Kami merinding bulu roma hingga terperanjat.

"Waw!"

Aku dan Nopita menjerit bebarengan. Benar-benar kaget dengan suara ketukan pintu. Kami segera bangkit. Mengintip dari celah kunci untuk memastikan bahwa memang ada orang di luar kamar kami.

"Mbak, belum tidur?"

Sungguh. Suara itu membuat kami melompat satu langkah ke belakang.

"Tolong buka pintu, Mbak. Saya Jamilah."

Jamilah? Buru-buru Nopita mengeluarkan ponselnya. Niat hati ingin menelepon Bu Ella bahwa di kos ada penyusup, eh malah ada sebuah pesan dari Bu Ella.

[Bu Ella]
Nopita, nanti ada Bu Jamilah yang akan menemani kalian tidur.

Oh, lega. Kami menghempaskan napas yang terasa beberapa detik mencekik leher kami.

Ceklek!

Ceklek!

Kuputar kunci untuk segera membuka pintu. Tak butuh waktu lama. Hanya sekitar 5 detik.

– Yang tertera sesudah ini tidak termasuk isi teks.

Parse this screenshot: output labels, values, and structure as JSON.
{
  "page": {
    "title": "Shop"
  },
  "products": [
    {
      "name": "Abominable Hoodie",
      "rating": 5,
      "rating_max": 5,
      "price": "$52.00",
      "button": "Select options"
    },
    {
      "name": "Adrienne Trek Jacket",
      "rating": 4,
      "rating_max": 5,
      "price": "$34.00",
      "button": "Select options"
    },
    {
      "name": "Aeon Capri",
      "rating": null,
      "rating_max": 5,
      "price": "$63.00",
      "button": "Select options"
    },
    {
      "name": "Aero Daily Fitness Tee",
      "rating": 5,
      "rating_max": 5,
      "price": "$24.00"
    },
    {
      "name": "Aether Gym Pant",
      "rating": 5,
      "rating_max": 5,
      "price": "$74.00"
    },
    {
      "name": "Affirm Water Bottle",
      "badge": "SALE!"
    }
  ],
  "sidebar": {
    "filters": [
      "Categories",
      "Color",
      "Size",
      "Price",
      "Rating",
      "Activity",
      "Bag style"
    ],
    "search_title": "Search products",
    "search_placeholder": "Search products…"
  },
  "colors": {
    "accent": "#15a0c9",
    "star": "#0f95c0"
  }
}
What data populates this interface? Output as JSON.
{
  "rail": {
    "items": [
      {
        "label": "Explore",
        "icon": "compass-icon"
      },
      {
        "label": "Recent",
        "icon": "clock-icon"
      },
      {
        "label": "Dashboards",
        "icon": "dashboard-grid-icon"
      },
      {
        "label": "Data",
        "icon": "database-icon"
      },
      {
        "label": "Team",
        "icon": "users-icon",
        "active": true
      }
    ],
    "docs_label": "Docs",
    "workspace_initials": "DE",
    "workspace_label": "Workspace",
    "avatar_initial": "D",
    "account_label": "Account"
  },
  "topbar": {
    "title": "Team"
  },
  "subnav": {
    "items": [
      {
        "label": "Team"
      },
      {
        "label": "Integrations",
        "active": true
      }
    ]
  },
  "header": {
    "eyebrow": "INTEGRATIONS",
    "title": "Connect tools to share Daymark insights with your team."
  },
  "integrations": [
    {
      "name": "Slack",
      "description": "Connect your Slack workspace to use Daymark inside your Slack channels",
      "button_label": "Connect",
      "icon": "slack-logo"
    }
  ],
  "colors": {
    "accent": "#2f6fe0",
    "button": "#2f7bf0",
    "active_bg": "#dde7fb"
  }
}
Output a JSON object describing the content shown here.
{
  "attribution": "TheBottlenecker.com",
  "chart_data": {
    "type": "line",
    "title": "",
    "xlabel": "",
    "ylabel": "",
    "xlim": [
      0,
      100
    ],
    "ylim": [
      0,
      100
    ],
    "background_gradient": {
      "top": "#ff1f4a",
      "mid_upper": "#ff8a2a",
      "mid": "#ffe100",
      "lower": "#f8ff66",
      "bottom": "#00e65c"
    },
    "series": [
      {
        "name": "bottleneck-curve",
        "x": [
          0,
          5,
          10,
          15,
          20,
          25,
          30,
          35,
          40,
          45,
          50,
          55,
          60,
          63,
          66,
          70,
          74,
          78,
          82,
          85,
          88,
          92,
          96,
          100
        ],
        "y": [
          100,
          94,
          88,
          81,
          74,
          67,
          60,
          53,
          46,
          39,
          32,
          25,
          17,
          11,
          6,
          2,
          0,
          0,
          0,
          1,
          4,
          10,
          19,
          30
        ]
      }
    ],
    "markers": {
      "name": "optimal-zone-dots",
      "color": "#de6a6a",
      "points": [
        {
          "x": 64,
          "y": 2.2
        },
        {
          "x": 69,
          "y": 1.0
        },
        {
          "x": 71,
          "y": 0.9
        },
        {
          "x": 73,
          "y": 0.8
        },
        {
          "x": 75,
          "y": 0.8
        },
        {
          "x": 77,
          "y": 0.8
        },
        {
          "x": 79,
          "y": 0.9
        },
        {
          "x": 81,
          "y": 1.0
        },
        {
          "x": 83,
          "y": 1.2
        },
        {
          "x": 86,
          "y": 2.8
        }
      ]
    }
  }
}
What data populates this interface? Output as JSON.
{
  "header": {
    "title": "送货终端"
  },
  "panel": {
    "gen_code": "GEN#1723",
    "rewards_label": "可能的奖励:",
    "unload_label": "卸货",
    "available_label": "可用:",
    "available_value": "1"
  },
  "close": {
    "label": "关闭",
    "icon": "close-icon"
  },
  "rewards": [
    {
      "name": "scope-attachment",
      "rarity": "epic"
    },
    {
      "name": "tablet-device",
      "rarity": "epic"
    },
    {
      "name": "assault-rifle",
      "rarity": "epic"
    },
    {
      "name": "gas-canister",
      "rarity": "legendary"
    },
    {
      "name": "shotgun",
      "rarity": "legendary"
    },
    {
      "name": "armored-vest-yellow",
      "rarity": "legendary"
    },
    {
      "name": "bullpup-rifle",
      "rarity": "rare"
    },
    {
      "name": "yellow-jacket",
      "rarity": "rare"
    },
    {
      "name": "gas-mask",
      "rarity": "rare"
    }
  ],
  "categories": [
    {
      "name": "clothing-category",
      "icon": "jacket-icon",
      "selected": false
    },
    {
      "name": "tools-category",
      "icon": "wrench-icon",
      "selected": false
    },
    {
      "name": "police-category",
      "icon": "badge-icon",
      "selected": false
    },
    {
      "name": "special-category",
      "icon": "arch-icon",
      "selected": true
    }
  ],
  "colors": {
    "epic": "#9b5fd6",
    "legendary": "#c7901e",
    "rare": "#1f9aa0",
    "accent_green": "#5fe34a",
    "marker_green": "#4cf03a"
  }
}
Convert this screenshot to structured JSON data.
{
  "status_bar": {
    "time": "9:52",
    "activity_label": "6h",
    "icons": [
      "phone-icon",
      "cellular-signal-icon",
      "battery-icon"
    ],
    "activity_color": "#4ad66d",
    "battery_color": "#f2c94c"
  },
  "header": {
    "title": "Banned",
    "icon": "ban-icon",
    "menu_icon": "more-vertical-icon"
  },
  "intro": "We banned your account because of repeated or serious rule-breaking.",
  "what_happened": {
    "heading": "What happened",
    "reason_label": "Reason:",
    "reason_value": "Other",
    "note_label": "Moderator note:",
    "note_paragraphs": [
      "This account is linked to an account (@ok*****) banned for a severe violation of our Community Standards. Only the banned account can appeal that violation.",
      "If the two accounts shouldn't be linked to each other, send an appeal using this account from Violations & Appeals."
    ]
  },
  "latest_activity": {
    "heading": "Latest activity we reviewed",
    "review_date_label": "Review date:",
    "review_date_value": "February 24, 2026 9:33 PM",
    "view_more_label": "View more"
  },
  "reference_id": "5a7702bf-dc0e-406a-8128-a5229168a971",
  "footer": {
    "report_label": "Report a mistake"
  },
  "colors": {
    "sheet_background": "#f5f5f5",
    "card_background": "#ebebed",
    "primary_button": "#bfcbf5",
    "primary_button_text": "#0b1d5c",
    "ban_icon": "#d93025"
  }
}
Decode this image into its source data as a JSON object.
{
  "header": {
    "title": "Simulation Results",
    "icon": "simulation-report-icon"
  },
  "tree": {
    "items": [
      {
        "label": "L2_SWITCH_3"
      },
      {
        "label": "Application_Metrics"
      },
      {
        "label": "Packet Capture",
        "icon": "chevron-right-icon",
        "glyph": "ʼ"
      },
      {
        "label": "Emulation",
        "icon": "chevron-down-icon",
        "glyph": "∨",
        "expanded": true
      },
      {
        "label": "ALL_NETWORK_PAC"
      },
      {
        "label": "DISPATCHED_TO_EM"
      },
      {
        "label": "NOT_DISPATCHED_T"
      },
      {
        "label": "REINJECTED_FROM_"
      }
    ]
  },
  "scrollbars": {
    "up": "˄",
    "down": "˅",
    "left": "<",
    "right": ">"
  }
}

Di hadapan kami telah berdiri sosok wanita lumayan tua yang rambutnya diikat karet gelang. Ia memakai daster batik kombinasi ungu dan hijau.

Melihat kami, wanita itu tersenyum.

"Belum tidur, Mbak?"

"Hehehe. Takut, Buk." Cengir Nopita.

"Takut apa?"

"Takut kalo ada hantu." Jawabku tanpa basa-basi.

"Hahaha. Nggak usah takut, Mbak. Di sini aman. Paling cuma anak-anaknya aja yang sering maen ke sini."

"Ha?!" Kami tidak menyangka Bu Jamilah akan mengatakan itu. Mendengar informasinya sekarang membuat kadar ketakutanku naik 5 level.

Kulihat Nopita yang berdiri di sebelahku juga melongo. Ia tampak shock. Pandangannya lurus ke arah balkon tanpa pembatas yang kosong. Ya. Kamar kami memang langsung menghadap ke balkon yang saat itu belum ada pembatasnya.

"Nop ... Nop ..." aku melambai-lambaikan tanganku di depan wajahnya. Berharap agar kewarasannya segera kembali.

"Liat apa, Mbak?" Tanya Bu Jamilah kepada Nopita.

Nopita masih diam. Pandangannya masih tetap seperti semula. Sepertinya, ia sedang mendapati sesuatu yang tidak biasa.

"Itu, Buk."

Nopita menunjuk sesuatu ke depan. Jujur. Aku bergidik. Tapi kulihat Bu Jamilah sangat tenang.

"Oh itu?" Bu Jamilah mendatangi arah yang ditunjuk Nopita. Ia berjalan begitu santai seolah tak pernah terjadi apa-apa. Aku dan Nopita masih bisa memandangi punggungnya yang menyimpan lelah di bawah temaram lampu.

Tidak lama kemudian Bu Jamilah kembali membawa sesuatu yang ia genggam di tangan kanannya.

"Cuma plastik putih yang nyangkut kawat cor, Mbak."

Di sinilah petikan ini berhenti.